Mr Cirillo was standing an unarmed, ceremonial watch at the nation’s war memorial in Ottawa on October 22nd when he was shot dead by a man described as troubled and drug addicted. His attacker then charged into the Parliament building and exchanged fire with security officers not far from a room where Mr Harper was meeting with fellow Conservative lawmakers.
Mr Cirillo's is the first of two funerals for soldiers slain on Canadian soil, to be followed by a service on Saturday in Longueuil, Quebec, for Patrice Vincent, a 53-year-old warrant officer who was killed on October 20th near Montreal, when a man ran over him and a fellow soldier with his car.
He was buried in the Field of Honor at Woodland Cemetery in Hamilton. A group of Canadians launched a fund for the families of Cirillo and Vincent, StandOnGuardFund.com, that has so far raised C$550,000 (€386,000).
The Royal Canadian Mounted Police (RCMP) said Cirillo’s killer, Michael Zehaf-Bibeau (32), made a video of himself before his attack saying he was motivated by his opposition to Canadian foreign policy. The RCMP said the video also showed he had religious motives.

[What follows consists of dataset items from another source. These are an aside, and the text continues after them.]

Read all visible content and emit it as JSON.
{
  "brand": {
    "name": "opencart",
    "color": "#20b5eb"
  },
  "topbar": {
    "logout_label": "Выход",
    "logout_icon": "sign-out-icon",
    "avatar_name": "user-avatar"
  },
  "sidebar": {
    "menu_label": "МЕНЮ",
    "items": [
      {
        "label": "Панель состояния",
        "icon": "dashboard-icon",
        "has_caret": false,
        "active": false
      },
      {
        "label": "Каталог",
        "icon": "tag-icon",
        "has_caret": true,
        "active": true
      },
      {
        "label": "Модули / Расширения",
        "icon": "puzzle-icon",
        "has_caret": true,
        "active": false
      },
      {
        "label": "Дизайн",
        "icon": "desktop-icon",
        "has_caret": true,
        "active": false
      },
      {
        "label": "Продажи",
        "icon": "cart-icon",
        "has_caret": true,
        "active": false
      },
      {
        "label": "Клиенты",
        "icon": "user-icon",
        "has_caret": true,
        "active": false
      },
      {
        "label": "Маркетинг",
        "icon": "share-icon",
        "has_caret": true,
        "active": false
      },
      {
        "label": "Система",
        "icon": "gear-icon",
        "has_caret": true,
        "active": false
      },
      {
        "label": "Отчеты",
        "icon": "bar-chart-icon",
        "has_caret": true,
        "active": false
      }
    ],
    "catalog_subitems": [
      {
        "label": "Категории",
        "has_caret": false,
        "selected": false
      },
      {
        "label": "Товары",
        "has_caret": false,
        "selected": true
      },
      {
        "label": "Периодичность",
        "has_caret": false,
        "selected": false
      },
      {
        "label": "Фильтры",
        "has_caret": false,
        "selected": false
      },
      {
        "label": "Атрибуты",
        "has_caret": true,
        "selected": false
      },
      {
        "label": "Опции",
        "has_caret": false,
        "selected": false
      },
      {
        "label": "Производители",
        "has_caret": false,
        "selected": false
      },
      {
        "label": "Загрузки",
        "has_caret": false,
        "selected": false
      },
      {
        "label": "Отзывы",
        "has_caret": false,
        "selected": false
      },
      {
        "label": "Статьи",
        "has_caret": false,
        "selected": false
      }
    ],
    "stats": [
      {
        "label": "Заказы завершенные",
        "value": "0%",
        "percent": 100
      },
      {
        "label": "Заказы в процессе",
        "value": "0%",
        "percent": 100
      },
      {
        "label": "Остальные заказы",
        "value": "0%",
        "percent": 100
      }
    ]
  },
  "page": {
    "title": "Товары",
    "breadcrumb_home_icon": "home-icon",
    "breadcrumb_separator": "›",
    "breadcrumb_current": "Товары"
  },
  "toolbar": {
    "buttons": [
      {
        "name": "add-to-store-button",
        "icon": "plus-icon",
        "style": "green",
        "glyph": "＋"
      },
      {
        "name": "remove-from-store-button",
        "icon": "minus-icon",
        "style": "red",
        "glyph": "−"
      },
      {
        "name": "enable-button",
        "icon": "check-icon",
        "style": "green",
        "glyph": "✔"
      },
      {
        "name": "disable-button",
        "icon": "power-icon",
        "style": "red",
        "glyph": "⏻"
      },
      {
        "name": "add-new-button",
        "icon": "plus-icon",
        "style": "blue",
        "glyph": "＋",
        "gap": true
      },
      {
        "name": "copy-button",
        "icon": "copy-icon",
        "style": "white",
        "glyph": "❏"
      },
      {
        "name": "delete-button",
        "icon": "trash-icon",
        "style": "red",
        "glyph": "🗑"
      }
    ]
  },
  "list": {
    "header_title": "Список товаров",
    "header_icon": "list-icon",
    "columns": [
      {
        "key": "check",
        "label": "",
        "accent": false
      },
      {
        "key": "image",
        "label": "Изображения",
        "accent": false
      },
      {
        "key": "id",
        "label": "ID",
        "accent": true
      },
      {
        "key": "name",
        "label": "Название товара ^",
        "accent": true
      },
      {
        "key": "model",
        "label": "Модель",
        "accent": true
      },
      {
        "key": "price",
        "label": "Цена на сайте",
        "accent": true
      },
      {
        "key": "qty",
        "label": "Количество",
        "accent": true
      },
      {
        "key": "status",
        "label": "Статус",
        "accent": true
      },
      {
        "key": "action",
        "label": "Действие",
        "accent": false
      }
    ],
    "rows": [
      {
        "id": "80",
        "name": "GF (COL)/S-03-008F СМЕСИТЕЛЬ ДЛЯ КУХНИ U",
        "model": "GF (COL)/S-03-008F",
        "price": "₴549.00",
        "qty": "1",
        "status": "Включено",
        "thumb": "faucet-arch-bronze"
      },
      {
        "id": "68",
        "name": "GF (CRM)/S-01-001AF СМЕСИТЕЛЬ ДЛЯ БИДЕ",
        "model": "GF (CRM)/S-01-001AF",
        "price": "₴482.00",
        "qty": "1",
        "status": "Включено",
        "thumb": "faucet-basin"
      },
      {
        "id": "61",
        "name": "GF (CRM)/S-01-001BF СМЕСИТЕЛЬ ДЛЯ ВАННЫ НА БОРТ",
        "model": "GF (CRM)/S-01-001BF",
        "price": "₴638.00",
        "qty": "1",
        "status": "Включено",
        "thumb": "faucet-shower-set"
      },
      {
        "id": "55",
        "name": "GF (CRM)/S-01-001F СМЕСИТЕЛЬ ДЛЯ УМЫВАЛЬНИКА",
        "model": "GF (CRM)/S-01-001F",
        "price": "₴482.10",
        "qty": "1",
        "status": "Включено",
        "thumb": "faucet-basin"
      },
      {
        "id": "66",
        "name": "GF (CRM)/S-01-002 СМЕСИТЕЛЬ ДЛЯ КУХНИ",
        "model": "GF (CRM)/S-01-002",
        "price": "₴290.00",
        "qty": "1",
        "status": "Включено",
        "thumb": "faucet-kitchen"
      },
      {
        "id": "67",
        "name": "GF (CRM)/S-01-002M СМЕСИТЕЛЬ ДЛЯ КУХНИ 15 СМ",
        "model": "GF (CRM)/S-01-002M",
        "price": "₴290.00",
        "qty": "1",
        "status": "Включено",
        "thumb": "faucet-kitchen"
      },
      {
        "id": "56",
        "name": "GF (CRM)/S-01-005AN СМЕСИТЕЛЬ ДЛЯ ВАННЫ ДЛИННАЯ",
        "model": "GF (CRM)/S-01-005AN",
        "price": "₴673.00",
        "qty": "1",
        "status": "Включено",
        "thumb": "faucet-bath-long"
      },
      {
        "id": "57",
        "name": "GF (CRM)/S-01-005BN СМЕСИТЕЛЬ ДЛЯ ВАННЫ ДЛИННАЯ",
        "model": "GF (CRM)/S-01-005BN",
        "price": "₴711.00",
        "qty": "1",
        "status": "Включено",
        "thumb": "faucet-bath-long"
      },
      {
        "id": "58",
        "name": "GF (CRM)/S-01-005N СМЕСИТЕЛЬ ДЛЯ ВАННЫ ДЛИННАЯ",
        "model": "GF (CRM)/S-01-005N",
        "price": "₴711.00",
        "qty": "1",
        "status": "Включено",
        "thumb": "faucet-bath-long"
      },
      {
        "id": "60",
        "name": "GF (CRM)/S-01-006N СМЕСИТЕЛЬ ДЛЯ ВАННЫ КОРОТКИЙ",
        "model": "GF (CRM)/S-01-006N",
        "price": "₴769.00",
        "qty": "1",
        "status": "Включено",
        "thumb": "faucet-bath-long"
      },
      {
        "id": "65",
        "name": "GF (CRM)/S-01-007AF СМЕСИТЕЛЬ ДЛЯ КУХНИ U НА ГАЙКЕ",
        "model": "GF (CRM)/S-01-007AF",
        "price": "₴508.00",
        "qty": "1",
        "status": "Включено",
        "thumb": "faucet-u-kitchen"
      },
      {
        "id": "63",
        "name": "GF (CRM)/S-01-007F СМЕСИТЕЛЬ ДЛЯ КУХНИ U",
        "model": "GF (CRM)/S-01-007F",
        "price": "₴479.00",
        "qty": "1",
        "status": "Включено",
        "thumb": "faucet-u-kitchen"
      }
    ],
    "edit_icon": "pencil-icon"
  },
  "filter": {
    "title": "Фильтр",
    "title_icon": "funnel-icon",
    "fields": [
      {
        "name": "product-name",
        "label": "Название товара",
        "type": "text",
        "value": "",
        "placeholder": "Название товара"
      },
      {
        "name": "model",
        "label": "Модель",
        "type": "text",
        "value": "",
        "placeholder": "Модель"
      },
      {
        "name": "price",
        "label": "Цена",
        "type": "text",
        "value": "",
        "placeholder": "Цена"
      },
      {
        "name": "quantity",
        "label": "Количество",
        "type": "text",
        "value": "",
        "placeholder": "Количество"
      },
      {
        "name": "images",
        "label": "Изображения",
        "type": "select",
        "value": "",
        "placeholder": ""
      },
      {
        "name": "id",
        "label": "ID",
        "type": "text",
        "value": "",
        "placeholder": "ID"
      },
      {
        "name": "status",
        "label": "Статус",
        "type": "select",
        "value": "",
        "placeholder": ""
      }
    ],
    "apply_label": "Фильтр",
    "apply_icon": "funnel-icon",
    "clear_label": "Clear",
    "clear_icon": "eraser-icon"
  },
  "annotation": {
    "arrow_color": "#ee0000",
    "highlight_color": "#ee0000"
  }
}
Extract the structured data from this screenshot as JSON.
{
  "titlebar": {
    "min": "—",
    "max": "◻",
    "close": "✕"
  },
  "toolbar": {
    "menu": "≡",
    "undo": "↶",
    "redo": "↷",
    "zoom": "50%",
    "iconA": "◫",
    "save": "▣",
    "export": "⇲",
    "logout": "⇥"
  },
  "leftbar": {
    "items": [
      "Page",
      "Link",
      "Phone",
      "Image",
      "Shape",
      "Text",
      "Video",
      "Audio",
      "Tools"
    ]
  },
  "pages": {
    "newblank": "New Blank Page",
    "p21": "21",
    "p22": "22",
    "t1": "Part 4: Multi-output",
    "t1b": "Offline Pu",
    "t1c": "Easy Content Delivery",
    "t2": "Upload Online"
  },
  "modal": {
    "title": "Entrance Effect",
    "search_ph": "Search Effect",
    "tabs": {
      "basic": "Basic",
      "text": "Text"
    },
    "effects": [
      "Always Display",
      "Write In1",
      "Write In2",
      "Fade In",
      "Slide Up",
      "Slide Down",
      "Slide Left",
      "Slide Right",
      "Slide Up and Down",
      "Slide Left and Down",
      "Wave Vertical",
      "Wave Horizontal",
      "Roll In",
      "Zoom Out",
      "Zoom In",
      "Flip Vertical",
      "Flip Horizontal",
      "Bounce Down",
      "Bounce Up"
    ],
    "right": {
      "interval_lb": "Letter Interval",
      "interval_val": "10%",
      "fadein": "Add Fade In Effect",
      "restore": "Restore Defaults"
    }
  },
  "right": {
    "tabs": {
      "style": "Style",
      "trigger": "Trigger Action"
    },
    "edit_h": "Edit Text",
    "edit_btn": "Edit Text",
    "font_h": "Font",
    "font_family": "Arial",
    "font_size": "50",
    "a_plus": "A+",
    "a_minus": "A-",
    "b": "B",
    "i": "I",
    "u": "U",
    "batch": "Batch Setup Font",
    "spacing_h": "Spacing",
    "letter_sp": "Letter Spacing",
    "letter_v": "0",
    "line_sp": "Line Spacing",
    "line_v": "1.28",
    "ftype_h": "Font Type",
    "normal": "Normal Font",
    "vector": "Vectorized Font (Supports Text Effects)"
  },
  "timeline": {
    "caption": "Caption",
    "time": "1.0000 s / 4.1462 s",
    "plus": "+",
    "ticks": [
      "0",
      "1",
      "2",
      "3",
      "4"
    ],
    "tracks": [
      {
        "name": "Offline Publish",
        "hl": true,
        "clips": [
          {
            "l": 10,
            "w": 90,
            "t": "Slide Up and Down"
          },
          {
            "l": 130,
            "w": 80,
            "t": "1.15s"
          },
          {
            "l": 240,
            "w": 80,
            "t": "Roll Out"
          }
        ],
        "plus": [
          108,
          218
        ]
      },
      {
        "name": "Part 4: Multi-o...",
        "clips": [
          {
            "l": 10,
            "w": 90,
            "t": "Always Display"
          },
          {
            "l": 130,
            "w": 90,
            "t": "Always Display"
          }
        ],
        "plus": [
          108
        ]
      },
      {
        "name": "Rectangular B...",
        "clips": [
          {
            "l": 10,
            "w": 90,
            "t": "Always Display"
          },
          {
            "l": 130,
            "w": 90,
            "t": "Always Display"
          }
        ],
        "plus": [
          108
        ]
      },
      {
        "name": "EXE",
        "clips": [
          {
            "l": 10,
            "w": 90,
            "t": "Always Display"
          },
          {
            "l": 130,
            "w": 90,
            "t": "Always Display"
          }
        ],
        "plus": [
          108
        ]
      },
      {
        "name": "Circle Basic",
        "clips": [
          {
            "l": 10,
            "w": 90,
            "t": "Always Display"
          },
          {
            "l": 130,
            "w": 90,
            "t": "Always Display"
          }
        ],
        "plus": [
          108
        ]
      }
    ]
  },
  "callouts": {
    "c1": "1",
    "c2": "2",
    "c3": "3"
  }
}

Officials have also described Vincent's killer, 25-year-old Martin Rouleau, as a man motivated by radical beliefs.
Both attackers were shot dead by security services.
Following Cirillo's funeral, Mr Harper was to meet with US secretary of state John Kerry, who traveled to Ottawa to express his condolences.
At a press conference, Mr Kerry said the attack was clearly a terrorist attack. "President Obama, the State Department and our entire administration pledge to work even more closely with your leaders at every level in order to deter and prevent terrorist attacks," he said.